I used spring-XD for data ingestion for a while until I had to move to a different distribution of Hadoop which didn't come with XD installed. I started using Flume and while XD makes life much simpler by giving the ability to define stream and tap in one line, Flume does need at the min a conf file with 3 things (source, channel and sink defined), but has more bells.
Data Ingestion and Monitoring
Let's start off with a very simple way of getting data across (in a terminal), with out being in Hadoop ecosystem for a min
$ cp /src/path/file /dest/path/file
There is a source file (source), there is destination (sink) and the means of getting the file across (channel) is the file-system itself
$ tail -F /log/file >> /mydir/logfile
Continuous, real time data fetching of a log file using tail - simple enough. Lets write a small utility which alerts (from sending you an SMS to emailing you, the alert can be anything), lets just print it as alter if there is error found in the log.
tail -F /path/to/log/latest.log | python errormonitor.py
line = sys.stdin.readline()
if "error" in line.lower():
print "Alert!, Error Found"
Getting started with Flume
If we were to extend the python script to support various sources, channels and sinks it's going to be more than 10 lines. If the script has to guarantee every line is from source to sink is reached, in a distributed system, the number of lines grows exponentially - Enter Flume.
Below are the sources, channels and sinks supported in Flume (version 126.96.36.199.2.4.2-2)
In a nut shell, all the 3 components needs to be set, so the conf file goes like this:
Source = Exec Source
Sink = HDFS
Channel = Memory
Exec Source => Memory => HDFS
The below flume conf file does the same as the tail -F we had above (with out monitoring)
#File Name - simplelogger.conf
log.sources = src
log.sinks = snk
log.channels = chs
log.sources.src.type = exec
log.sources.src.command = tail -F /path/to/log/latest.log
log.sinks.snk.type = logger
log.channels.chs.type = memory
#Tie Source and Sink to Channel
log.sinks.snk.channel = chs
log.sources.src.channels = chs
Nitty-Gritty: See how all the declaration start with same name "log", that's in line with "Java" (the file name to be the same as the class name) - so when the flume agent has to be started, the name should be same as the one used above:
For the above config file, the flume agent to be started as:
flume-ng agent -f simplelogger.conf -n log
"WARN node.AbstractConfigurationProvider: No configuration found for this host:nnnn" and the agent doesnt work.

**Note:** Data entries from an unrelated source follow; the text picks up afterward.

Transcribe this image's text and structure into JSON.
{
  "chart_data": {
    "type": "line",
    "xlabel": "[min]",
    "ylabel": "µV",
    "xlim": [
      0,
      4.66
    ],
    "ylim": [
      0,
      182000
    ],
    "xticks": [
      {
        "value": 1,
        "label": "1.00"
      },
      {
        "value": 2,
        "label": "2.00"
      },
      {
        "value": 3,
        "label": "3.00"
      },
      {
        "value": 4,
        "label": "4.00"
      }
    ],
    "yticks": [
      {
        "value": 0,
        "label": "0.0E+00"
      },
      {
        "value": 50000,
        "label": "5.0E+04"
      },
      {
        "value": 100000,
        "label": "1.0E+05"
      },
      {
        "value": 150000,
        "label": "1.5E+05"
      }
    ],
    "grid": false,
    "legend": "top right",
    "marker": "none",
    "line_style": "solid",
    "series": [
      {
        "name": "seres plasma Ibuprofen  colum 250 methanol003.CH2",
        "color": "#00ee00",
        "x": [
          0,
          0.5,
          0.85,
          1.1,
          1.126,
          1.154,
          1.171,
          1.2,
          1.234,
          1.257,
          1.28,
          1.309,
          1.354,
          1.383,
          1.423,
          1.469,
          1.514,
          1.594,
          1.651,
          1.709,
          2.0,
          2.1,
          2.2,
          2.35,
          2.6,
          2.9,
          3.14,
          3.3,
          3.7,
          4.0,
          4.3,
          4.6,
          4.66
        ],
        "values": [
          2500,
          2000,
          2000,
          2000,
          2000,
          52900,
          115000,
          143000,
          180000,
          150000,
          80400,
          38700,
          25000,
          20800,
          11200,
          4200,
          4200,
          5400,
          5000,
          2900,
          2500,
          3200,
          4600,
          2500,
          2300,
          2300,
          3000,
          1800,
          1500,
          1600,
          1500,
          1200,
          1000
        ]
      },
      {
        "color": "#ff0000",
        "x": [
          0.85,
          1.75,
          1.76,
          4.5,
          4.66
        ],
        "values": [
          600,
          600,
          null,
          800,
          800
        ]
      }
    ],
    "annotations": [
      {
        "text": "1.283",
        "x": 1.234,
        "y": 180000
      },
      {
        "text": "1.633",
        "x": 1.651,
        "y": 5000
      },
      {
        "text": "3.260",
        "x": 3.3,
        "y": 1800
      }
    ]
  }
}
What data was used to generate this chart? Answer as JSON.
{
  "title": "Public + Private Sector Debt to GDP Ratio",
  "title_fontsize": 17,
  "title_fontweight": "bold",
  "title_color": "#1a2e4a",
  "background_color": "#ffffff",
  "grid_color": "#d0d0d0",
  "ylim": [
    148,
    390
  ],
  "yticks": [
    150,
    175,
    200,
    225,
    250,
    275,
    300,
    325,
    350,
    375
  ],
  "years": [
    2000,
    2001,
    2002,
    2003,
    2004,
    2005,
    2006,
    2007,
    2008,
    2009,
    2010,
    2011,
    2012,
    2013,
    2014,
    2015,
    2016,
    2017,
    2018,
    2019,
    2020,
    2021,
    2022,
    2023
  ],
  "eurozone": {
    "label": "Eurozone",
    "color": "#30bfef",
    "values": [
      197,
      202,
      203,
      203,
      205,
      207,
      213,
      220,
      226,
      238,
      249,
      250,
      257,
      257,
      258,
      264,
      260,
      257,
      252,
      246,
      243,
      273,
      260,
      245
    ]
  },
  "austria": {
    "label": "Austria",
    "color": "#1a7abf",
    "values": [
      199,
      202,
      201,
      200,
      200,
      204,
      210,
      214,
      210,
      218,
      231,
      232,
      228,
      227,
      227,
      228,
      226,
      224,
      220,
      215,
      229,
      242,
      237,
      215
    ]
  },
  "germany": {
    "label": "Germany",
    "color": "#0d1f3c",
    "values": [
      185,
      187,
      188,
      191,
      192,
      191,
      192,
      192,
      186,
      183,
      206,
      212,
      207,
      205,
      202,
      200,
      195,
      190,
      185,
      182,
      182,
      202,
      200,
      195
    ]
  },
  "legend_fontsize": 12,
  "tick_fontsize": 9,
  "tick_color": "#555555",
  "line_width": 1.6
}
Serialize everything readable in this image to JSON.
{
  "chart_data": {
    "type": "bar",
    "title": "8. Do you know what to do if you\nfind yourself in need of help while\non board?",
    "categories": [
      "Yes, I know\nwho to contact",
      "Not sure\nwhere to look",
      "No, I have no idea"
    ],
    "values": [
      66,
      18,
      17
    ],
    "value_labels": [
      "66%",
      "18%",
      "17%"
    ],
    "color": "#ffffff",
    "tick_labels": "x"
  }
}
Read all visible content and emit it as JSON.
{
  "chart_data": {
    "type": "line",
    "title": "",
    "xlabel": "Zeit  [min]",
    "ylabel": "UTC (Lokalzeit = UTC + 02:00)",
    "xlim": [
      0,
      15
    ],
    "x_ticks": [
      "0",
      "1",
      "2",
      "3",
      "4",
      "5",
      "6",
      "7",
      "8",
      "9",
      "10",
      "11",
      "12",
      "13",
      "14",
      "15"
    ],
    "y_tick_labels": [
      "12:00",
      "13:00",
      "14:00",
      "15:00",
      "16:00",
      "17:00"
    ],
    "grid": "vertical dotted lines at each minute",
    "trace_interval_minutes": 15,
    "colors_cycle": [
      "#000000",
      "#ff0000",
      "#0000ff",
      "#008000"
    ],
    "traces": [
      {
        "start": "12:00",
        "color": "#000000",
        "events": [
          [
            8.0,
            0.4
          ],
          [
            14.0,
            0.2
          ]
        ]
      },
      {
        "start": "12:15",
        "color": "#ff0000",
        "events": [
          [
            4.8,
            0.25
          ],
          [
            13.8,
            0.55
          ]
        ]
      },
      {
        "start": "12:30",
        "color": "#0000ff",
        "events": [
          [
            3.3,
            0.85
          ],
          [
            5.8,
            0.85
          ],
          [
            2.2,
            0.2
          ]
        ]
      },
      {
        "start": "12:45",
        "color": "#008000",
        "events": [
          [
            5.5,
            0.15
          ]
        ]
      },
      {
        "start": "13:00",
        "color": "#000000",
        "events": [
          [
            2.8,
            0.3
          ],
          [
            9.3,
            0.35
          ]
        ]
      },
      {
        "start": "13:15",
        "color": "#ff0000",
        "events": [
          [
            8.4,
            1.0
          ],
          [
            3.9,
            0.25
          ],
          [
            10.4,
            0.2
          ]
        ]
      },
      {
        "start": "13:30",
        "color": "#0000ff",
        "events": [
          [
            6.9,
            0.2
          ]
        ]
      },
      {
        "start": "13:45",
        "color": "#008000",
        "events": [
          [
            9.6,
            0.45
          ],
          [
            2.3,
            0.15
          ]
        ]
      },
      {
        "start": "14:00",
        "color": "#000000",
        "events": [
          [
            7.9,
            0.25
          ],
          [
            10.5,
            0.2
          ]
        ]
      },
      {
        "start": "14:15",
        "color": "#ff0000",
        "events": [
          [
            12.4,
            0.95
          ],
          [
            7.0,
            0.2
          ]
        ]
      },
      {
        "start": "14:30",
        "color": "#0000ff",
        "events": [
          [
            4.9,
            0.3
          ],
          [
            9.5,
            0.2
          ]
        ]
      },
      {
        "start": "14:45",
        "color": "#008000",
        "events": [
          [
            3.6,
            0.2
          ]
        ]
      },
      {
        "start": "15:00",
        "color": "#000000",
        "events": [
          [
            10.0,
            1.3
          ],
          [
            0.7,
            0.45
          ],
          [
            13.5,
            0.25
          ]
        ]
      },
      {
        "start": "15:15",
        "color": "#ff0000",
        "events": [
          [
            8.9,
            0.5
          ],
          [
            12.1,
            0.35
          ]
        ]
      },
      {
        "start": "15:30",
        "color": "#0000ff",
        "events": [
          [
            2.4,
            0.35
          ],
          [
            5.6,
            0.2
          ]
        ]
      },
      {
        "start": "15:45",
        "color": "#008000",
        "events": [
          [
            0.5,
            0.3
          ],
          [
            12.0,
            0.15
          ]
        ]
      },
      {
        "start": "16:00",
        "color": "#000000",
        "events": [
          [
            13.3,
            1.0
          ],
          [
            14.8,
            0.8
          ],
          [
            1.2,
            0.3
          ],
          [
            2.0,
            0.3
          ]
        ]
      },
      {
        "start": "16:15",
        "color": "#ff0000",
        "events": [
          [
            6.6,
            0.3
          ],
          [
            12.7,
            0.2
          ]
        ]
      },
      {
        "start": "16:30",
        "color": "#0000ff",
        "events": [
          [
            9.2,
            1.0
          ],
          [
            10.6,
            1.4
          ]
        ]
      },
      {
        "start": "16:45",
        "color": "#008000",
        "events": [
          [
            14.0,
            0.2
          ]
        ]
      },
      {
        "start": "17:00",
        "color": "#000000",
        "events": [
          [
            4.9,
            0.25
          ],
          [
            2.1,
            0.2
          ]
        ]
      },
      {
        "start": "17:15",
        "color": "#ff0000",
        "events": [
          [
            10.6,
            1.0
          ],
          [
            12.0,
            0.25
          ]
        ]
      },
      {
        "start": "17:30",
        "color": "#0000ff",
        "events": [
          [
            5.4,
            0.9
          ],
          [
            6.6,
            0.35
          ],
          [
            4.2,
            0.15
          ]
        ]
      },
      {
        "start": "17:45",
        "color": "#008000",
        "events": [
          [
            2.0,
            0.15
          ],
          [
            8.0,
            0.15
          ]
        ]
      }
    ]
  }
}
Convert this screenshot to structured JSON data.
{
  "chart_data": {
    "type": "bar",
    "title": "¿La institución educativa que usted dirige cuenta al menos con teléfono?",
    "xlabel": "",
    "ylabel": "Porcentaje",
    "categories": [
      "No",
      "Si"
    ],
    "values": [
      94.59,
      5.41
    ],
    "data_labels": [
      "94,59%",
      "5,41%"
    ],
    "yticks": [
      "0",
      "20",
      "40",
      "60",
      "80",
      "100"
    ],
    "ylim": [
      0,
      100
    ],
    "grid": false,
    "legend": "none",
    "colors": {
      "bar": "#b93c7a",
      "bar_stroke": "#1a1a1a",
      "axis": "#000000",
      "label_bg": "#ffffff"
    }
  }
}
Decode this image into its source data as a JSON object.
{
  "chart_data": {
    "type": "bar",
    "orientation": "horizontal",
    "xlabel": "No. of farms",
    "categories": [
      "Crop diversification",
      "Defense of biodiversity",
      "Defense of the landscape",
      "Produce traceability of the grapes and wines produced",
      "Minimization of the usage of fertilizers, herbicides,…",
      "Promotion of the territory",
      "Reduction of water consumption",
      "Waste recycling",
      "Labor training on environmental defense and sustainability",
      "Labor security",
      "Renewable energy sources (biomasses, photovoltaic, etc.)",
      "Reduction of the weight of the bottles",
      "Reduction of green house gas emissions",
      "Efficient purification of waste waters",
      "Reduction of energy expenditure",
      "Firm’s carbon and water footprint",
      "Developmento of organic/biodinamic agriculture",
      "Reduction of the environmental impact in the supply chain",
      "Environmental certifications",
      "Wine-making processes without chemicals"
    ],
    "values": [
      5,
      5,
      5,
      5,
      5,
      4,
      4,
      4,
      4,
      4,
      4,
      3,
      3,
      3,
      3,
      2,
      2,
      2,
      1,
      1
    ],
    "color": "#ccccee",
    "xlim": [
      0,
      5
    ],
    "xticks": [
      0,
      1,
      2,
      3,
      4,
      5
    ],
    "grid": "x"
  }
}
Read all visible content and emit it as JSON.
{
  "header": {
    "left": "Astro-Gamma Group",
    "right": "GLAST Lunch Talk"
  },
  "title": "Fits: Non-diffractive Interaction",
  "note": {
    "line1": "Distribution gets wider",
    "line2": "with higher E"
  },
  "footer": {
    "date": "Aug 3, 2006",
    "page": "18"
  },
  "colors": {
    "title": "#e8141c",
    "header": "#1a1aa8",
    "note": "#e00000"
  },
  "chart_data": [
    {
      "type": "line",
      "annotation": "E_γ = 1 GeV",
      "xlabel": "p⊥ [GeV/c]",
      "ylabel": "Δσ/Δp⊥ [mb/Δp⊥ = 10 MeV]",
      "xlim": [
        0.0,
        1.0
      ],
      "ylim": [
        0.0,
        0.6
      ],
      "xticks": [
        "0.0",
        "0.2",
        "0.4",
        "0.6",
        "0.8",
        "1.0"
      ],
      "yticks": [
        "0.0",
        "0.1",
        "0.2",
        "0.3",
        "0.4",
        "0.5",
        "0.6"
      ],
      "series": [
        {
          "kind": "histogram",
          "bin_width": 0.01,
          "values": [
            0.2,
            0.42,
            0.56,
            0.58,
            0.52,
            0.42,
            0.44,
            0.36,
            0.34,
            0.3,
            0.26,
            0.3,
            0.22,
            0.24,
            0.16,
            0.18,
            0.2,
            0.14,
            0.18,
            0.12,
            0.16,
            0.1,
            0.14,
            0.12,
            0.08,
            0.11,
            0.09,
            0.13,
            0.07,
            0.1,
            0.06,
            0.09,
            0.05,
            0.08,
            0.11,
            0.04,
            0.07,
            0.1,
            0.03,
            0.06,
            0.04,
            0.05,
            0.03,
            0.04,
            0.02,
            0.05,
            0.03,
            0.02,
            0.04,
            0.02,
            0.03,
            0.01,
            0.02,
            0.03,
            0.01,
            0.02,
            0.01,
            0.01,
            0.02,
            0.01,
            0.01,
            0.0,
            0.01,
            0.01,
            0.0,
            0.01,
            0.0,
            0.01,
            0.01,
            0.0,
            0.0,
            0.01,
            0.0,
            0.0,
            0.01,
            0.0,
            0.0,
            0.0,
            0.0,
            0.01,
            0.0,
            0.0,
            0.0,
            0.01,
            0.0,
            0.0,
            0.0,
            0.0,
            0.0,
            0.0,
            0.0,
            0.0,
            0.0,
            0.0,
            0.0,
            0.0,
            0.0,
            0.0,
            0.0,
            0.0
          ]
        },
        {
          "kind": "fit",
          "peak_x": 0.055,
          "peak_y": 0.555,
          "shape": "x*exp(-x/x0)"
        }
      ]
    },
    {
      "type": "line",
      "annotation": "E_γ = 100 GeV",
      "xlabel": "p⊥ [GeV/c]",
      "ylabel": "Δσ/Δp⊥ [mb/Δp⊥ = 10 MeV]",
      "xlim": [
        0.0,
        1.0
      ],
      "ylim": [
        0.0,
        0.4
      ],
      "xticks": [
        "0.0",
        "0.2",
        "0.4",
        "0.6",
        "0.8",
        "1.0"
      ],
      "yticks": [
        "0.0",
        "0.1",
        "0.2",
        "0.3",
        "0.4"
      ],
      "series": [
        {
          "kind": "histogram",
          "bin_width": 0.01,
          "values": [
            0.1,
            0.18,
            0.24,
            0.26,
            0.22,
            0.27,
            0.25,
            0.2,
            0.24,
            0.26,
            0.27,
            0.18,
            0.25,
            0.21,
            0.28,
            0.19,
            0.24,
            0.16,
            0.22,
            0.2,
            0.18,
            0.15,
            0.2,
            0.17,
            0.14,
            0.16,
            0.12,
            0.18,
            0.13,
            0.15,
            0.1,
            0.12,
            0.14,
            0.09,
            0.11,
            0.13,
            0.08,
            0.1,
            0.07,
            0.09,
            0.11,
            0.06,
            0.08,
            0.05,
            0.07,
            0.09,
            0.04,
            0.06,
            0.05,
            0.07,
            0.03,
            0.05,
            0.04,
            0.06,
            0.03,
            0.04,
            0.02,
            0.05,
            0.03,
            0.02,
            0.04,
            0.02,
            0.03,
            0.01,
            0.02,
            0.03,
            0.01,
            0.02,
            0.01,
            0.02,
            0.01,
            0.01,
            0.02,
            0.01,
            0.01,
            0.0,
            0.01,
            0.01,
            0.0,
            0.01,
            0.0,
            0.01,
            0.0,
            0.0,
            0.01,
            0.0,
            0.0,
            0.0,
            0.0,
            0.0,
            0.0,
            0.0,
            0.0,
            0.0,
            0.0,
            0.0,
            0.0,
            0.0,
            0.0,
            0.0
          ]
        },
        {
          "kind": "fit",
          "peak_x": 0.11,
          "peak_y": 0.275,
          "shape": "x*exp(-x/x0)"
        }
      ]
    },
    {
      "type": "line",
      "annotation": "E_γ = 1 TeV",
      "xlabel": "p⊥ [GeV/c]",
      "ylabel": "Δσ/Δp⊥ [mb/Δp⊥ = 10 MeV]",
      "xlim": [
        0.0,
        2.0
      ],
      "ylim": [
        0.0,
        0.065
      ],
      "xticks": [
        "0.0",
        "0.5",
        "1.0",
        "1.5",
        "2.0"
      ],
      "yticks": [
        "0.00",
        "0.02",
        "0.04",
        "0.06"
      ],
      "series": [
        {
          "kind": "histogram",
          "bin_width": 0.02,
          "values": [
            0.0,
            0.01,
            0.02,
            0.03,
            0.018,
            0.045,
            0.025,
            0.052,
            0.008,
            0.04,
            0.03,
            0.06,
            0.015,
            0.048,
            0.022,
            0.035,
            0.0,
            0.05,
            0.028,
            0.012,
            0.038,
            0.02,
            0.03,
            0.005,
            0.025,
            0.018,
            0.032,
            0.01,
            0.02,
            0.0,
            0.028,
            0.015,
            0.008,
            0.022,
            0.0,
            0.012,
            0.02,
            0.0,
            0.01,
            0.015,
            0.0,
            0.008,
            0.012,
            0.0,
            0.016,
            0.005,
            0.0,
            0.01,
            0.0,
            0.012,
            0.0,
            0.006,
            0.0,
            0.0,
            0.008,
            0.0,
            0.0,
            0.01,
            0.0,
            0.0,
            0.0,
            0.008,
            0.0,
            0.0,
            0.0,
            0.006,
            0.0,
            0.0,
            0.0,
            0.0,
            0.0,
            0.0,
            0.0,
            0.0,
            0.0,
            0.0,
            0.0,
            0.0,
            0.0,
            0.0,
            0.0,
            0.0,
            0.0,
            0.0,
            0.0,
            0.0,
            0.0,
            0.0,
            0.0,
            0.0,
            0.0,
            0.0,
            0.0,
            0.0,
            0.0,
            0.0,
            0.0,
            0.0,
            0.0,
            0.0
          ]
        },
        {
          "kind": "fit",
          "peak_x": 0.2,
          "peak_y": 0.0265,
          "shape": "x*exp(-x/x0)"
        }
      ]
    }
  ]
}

Nitty-Gritty (2) - While setting the channel properties of sources and sinks, there is a very subtle difference, not sure why this was introduced, if you know why, please leave a comment
For the sink, it's singular (channel) - log.sinks.snk.channel = chs
For the source, it's plural (channels) - log.sources.src.channels = chs
Perhaps because there can be more than one source?
Anyway, happy fluming, this is a must tool to get data from non-traditional sources into Hadoop or any other sink.